COLLEGE PARK – — Finally, Maryland could exhale.
Finally, the Terrapins — who have had a propensity this season for losing close games and missing foul shots — could relax, knowing they overcame both troubling tendencies in the same game. Finally, free throws became Maryland's friend instead of foe.
The Terps, who entered Saturday's game last in the Atlantic Coast Conference in free-throw percentage (63.1 percent), converted 12 of 15 in the final four minutes to preserve a much-needed 79-77 victory over Clemson.
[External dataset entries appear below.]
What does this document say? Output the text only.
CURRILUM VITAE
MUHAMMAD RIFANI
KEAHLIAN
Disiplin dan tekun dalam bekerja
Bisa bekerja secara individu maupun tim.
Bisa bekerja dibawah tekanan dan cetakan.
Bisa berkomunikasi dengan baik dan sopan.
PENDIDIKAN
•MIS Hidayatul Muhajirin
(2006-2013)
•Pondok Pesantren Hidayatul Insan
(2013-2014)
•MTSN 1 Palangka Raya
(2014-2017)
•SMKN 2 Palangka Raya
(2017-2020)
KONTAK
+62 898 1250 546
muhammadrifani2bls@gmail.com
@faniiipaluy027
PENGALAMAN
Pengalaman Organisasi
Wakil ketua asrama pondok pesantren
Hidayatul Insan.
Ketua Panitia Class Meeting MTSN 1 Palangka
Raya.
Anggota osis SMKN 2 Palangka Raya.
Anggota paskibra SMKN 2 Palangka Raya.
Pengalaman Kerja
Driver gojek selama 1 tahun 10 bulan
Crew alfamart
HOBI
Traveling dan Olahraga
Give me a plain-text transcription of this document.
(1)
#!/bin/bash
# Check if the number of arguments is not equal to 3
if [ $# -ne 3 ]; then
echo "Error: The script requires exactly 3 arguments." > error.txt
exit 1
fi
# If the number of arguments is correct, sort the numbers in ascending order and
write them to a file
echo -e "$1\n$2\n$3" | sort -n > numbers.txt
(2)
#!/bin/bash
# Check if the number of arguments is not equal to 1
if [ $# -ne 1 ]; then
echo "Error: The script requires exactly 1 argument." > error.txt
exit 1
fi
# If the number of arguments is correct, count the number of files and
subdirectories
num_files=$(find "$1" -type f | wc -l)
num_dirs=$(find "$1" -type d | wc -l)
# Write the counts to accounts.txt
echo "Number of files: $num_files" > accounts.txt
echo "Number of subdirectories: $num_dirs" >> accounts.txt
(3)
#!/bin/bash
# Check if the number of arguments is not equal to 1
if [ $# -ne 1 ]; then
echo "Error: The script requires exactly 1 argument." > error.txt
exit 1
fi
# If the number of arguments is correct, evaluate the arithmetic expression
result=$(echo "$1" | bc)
Maryland's win provided reason for its fans to exhale as well. The Terps (12-7, 2-3 ACC) — who had lost six of seven earlier games decided by single digits — were trying to avoid their first three-game losing streak since 2008.
The team, which went undefeated at home in ACC play last season, had dropped its first two conference games at Comcast Center. Eager to begin making a case for an NCAA tournament berth, the Terps may not have been able to afford a third consecutive conference defeat at home.
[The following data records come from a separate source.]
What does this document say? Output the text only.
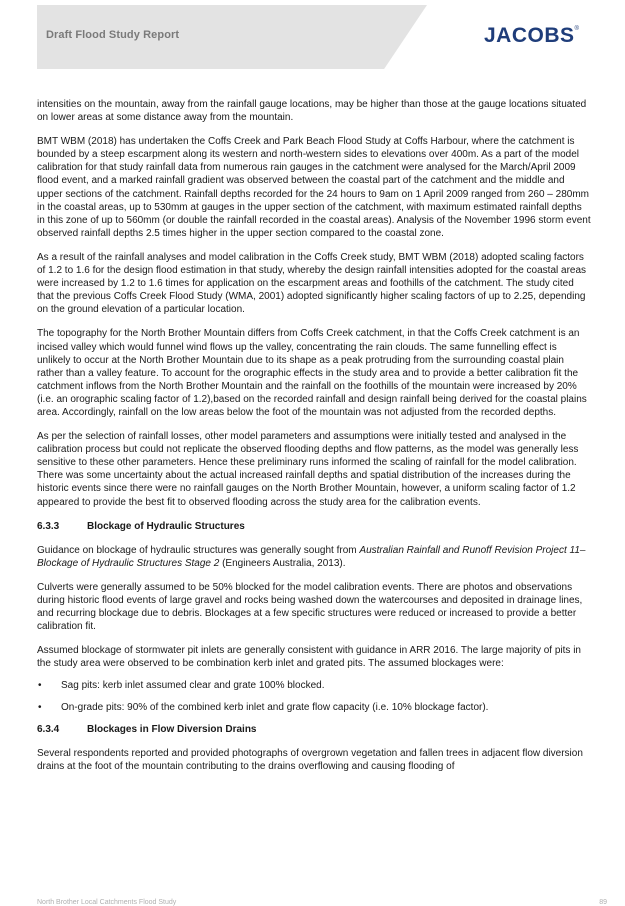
Draft Flood Study Report	JACOBS®

intensities on the mountain, away from the rainfall gauge locations, may be higher than those at the gauge locations situated on lower areas at some distance away from the mountain.

BMT WBM (2018) has undertaken the Coffs Creek and Park Beach Flood Study at Coffs Harbour, where the catchment is bounded by a steep escarpment along its western and north-western sides to elevations over 400m. As a part of the model calibration for that study rainfall data from numerous rain gauges in the catchment were analysed for the March/April 2009 flood event, and a marked rainfall gradient was observed between the coastal part of the catchment and the middle and upper sections of the catchment. Rainfall depths recorded for the 24 hours to 9am on 1 April 2009 ranged from 260 – 280mm in the coastal areas, up to 530mm at gauges in the upper section of the catchment, with maximum estimated rainfall depths in this zone of up to 560mm (or double the rainfall recorded in the coastal areas). Analysis of the November 1996 storm event observed rainfall depths 2.5 times higher in the upper section compared to the coastal zone.

As a result of the rainfall analyses and model calibration in the Coffs Creek study, BMT WBM (2018) adopted scaling factors of 1.2 to 1.6 for the design flood estimation in that study, whereby the design rainfall intensities adopted for the coastal areas were increased by 1.2 to 1.6 times for application on the escarpment areas and foothills of the catchment. The study cited that the previous Coffs Creek Flood Study (WMA, 2001) adopted significantly higher scaling factors of up to 2.25, depending on the ground elevation of a particular location.

The topography for the North Brother Mountain differs from Coffs Creek catchment, in that the Coffs Creek catchment is an incised valley which would funnel wind flows up the valley, concentrating the rain clouds. The same funnelling effect is unlikely to occur at the North Brother Mountain due to its shape as a peak protruding from the surrounding coastal plain rather than a valley feature. To account for the orographic effects in the study area and to provide a better calibration fit the catchment inflows from the North Brother Mountain and the rainfall on the foothills of the mountain were increased by 20% (i.e. an orographic scaling factor of 1.2),based on the recorded rainfall and design rainfall being derived for the coastal plains area. Accordingly, rainfall on the low areas below the foot of the mountain was not adjusted from the recorded depths.

As per the selection of rainfall losses, other model parameters and assumptions were initially tested and analysed in the calibration process but could not replicate the observed flooding depths and flow patterns, as the model was generally less sensitive to these other parameters. Hence these preliminary runs informed the scaling of rainfall for the model calibration. There was some uncertainty about the actual increased rainfall depths and spatial distribution of the increases during the historic events since there were no rainfall gauges on the North Brother Mountain, however, a uniform scaling factor of 1.2 appeared to provide the best fit to observed flooding across the study area for the calibration events.

6.3.3	Blockage of Hydraulic Structures

Guidance on blockage of hydraulic structures was generally sought from Australian Rainfall and Runoff Revision Project 11– Blockage of Hydraulic Structures Stage 2 (Engineers Australia, 2013).

Culverts were generally assumed to be 50% blocked for the model calibration events. There are photos and observations during historic flood events of large gravel and rocks being washed down the watercourses and deposited in drainage lines, and recurring blockage due to debris. Blockages at a few specific structures were reduced or increased to provide a better calibration fit.

Assumed blockage of stormwater pit inlets are generally consistent with guidance in ARR 2016. The large majority of pits in the study area were observed to be combination kerb inlet and grated pits. The assumed blockages were:

• Sag pits: kerb inlet assumed clear and grate 100% blocked.
• On-grade pits: 90% of the combined kerb inlet and grate flow capacity (i.e. 10% blockage factor).
6.3.4	Blockages in Flow Diversion Drains

Several respondents reported and provided photographs of overgrown vegetation and fallen trees in adjacent flow diversion drains at the foot of the mountain contributing to the drains overflowing and causing flooding of

North Brother Local Catchments Flood Study	89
"It was real important," said senior swingman Cliff Tucker (15 points), who said the Terps had a meeting at the team hotel Friday night and discussed how this was a pivotal part of the season.
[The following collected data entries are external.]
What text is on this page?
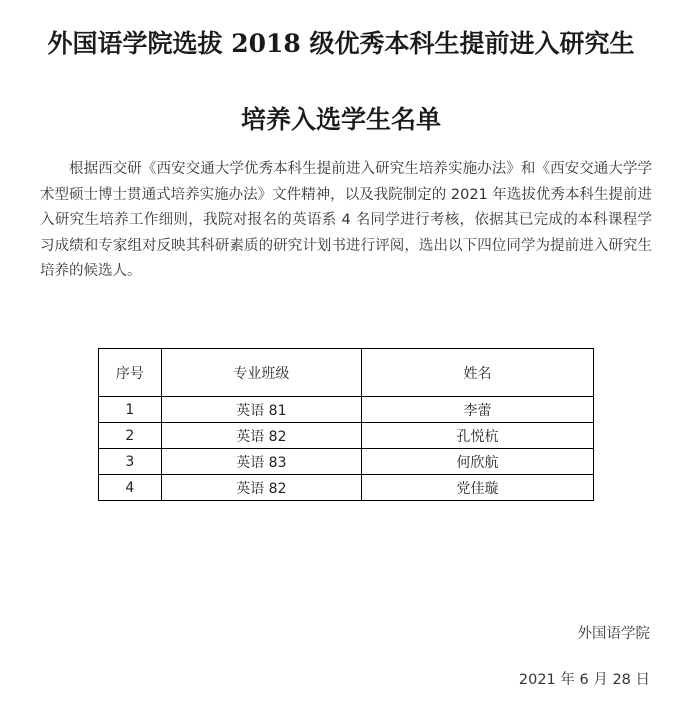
外国语学院选拔 2018 级优秀本科生提前进入研究生
培养入选学生名单

根据西交研《西安交通大学优秀本科生提前进入研究生培养实施办法》和《西安交通大学学术型硕士博士贯通式培养实施办法》文件精神，以及我院制定的 2021 年选拔优秀本科生提前进入研究生培养工作细则，我院对报名的英语系 4 名同学进行考核，依据其已完成的本科课程学习成绩和专家组对反映其科研素质的研究计划书进行评阅，选出以下四位同学为提前进入研究生培养的候选人。

序号	专业班级	姓名
1	英语 81	李蕾
2	英语 82	孔悦杭
3	英语 83	何欣航
4	英语 82	党佳璇
外国语学院
2021 年 6 月 28 日
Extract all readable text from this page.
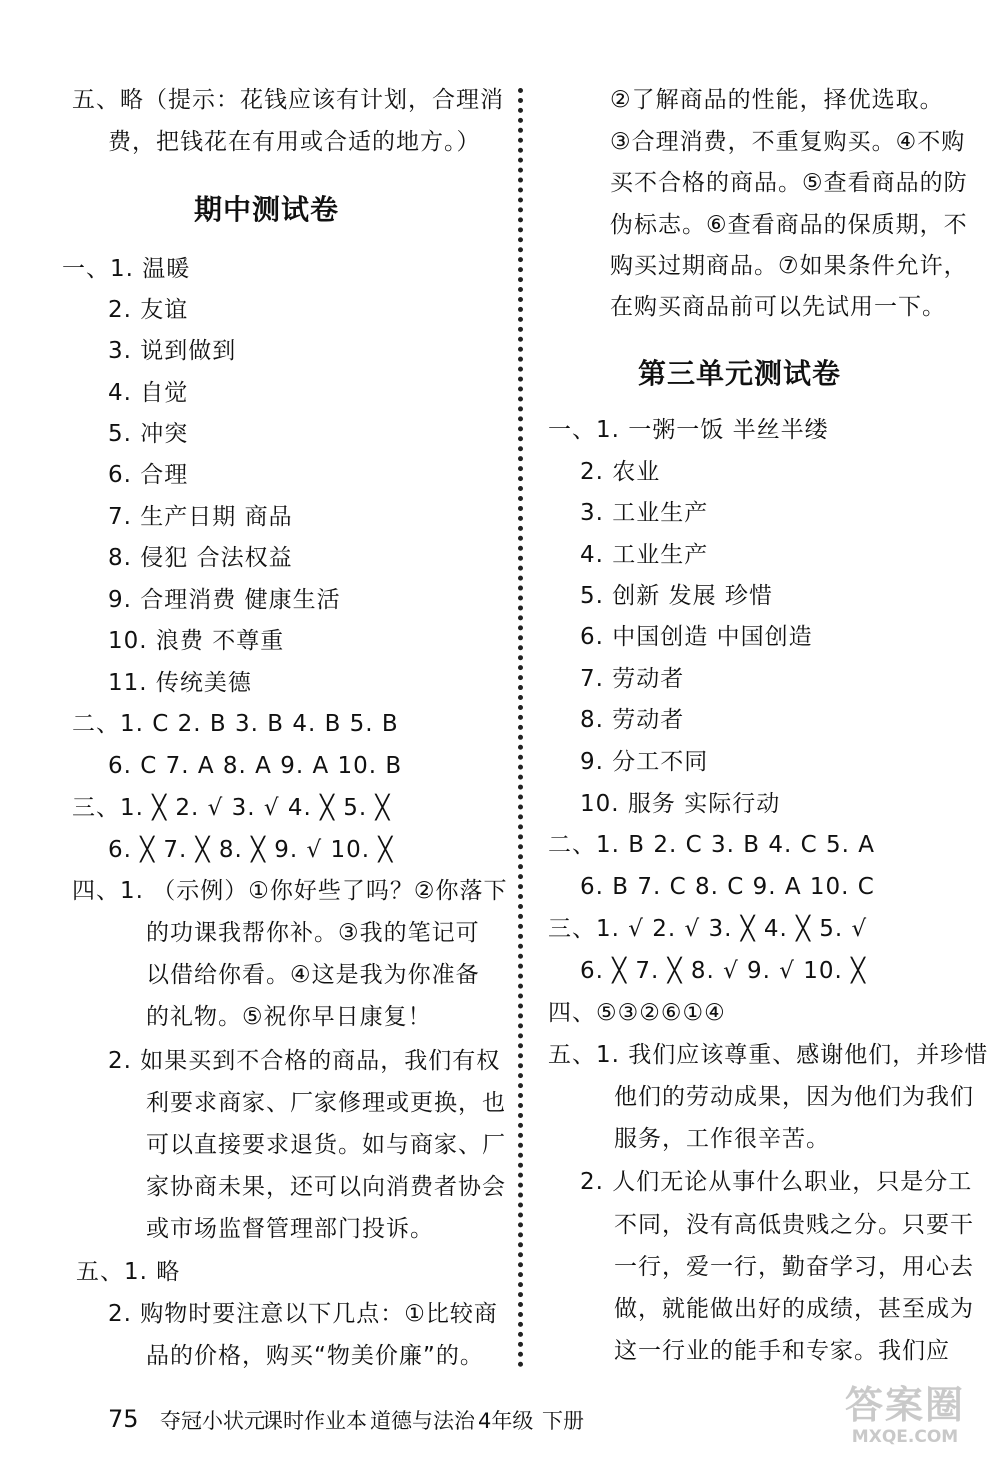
五、略（提示：花钱应该有计划，合理消
费，把钱花在有用或合适的地方。）
期中测试卷
一、1. 温暖
2. 友谊
3. 说到做到
4. 自觉
5. 冲突
6. 合理
7. 生产日期 商品
8. 侵犯 合法权益
9. 合理消费 健康生活
10. 浪费 不尊重
11. 传统美德
二、1. C 2. B 3. B 4. B 5. B
6. C 7. A 8. A 9. A 10. B
三、1. ╳ 2. √ 3. √ 4. ╳ 5. ╳
6. ╳ 7. ╳ 8. ╳ 9. √ 10. ╳
四、1. （示例）①你好些了吗？②你落下
的功课我帮你补。③我的笔记可
以借给你看。④这是我为你准备
的礼物。⑤祝你早日康复！
2. 如果买到不合格的商品，我们有权
利要求商家、厂家修理或更换，也
可以直接要求退货。如与商家、厂
家协商未果，还可以向消费者协会
或市场监督管理部门投诉。
五、1. 略
2. 购物时要注意以下几点：①比较商
品的价格，购买“物美价廉”的。
②了解商品的性能，择优选取。
③合理消费，不重复购买。④不购
买不合格的商品。⑤查看商品的防
伪标志。⑥查看商品的保质期，不
购买过期商品。⑦如果条件允许，
在购买商品前可以先试用一下。
第三单元测试卷
一、1. 一粥一饭 半丝半缕
2. 农业
3. 工业生产
4. 工业生产
5. 创新 发展 珍惜
6. 中国创造 中国创造
7. 劳动者
8. 劳动者
9. 分工不同
10. 服务 实际行动
二、1. B 2. C 3. B 4. C 5. A
6. B 7. C 8. C 9. A 10. C
三、1. √ 2. √ 3. ╳ 4. ╳ 5. √
6. ╳ 7. ╳ 8. √ 9. √ 10. ╳
四、⑤③②⑥①④
五、1. 我们应该尊重、感谢他们，并珍惜
他们的劳动成果，因为他们为我们
服务，工作很辛苦。
2. 人们无论从事什么职业，只是分工
不同，没有高低贵贱之分。只要干
一行，爱一行，勤奋学习，用心去
做，就能做出好的成绩，甚至成为
这一行业的能手和专家。我们应
75 夺冠小状元
课时作业本 道德与法治 4年级 下册	答案圈
MXQE.COM
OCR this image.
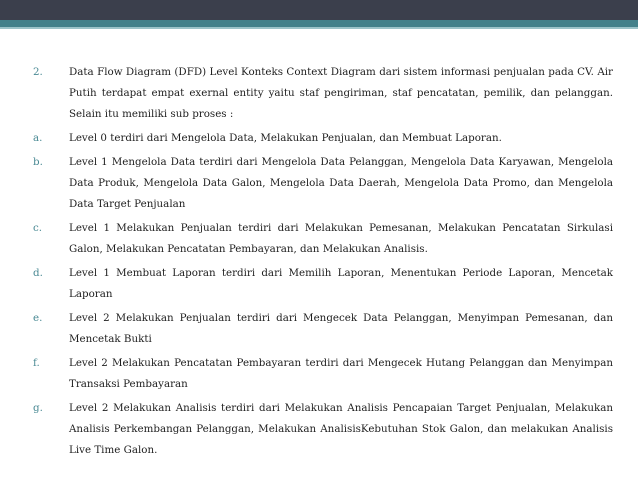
2.	Data Flow Diagram (DFD) Level Konteks Context Diagram dari sistem informasi penjualan pada CV. Air Putih terdapat empat exernal entity yaitu staf pengiriman, staf pencatatan, pemilik, dan pelanggan. Selain itu memiliki sub proses :
a.	Level 0 terdiri dari Mengelola Data, Melakukan Penjualan, dan Membuat Laporan.
b.	Level 1 Mengelola Data terdiri dari Mengelola Data Pelanggan, Mengelola Data Karyawan, Mengelola Data Produk, Mengelola Data Galon, Mengelola Data Daerah, Mengelola Data Promo, dan Mengelola Data Target Penjualan
c.	Level 1 Melakukan Penjualan terdiri dari Melakukan Pemesanan, Melakukan Pencatatan Sirkulasi Galon, Melakukan Pencatatan Pembayaran, dan Melakukan Analisis.
d.	Level 1 Membuat Laporan terdiri dari Memilih Laporan, Menentukan Periode Laporan, Mencetak Laporan
e.	Level 2 Melakukan Penjualan terdiri dari Mengecek Data Pelanggan, Menyimpan Pemesanan, dan Mencetak Bukti
f.	Level 2 Melakukan Pencatatan Pembayaran terdiri dari Mengecek Hutang Pelanggan dan Menyimpan Transaksi Pembayaran
g.	Level 2 Melakukan Analisis terdiri dari Melakukan Analisis Pencapaian Target Penjualan, Melakukan Analisis Perkembangan Pelanggan, Melakukan AnalisisKebutuhan Stok Galon, dan melakukan Analisis Live Time Galon.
"We're kind of at a crossroads right now," he said.
Senior guard Adrian Bowie said the players talked in the meeting about postseason ambitions.
"Me, Dino (Gregory) and Cliff went to the NIT our freshman year," he said. "We don't want to be there again. It was horrible."
Maryland led by as many as 13 in the first half. But consecutive baskets by senior center Jerai Grant pulled the Tigers (13-6, 2-3) to within 61-60 with 5:55 to go.
The game stayed close and Sean Mosley — who did not start for the first time this season but scored nine points in 20 minutes — made two free throws with 10 seconds left to extend Maryland's lead to 78-75. Clemson could not find an open 3-pointer and went inside for a dunk by Devin Booker to cut the deficit to 78-77.
That's when a foul shot almost did Maryland in — but not in the usual way.
Tucker, fouled intentionally with 1.6 seconds left, made the first and missed the second on purpose to try to kill the clock. But the ball caromed out of bounds, and Clemson had time to set up for one desperation heave by senior guard Demontez Stitt (20 points) as the game ended.
"I've never seen that in my life. I don't know how it got out of bounds," Maryland coach Gary Williams said.
The Terps have spent hours at practices shooting free throws. "Oh my goodness, all practice long," said Gregory, a co-captain.
But Tucker said he had never actually practiced missing a free throw so that the ball bounces high in the air and remains in bounds.
"I was kind of nervous doing it. I didn't want to shoot an air ball," Tucker said.
Maryland ran its offense far more effectively than in a 17-point loss to Virginia Tech in its last outing that was its worst defeat at Comcast Center. The Terps looked inside more often to center Jordan Williams and to Gregory, who frequently kicked the ball out to open shooters.
"We are definitely an inside-out team," said Bowie. "If Jordan can command a double-team like he usually does, we have easier opportunities to take jump shots or drive to the basket."
The Terps converted 8-of-14 3-point attempts. Their six 3s in the first half — in which they built a four-point lead — were a season high.
Williams (16 points, 11 rebounds) recorded his 13th straight double double, eclipsing the team mark of 12 set by Len Elmore in 1974.
Maryland shuffled its lineup for fifth time this season, starting freshman Hawk Palsson for the first time.
"I just thought Hawk would give us energy at the start of the game," Gary Williams said.
The key — perhaps unexpectedly — was foul shots.
Asked about Maryland's free-throw shooting, Bowie – who shot 7-of-9 on foul shots – took a deep breath as if he were still on the line.
"That's why we won the game," he said, looking as relieved as happy.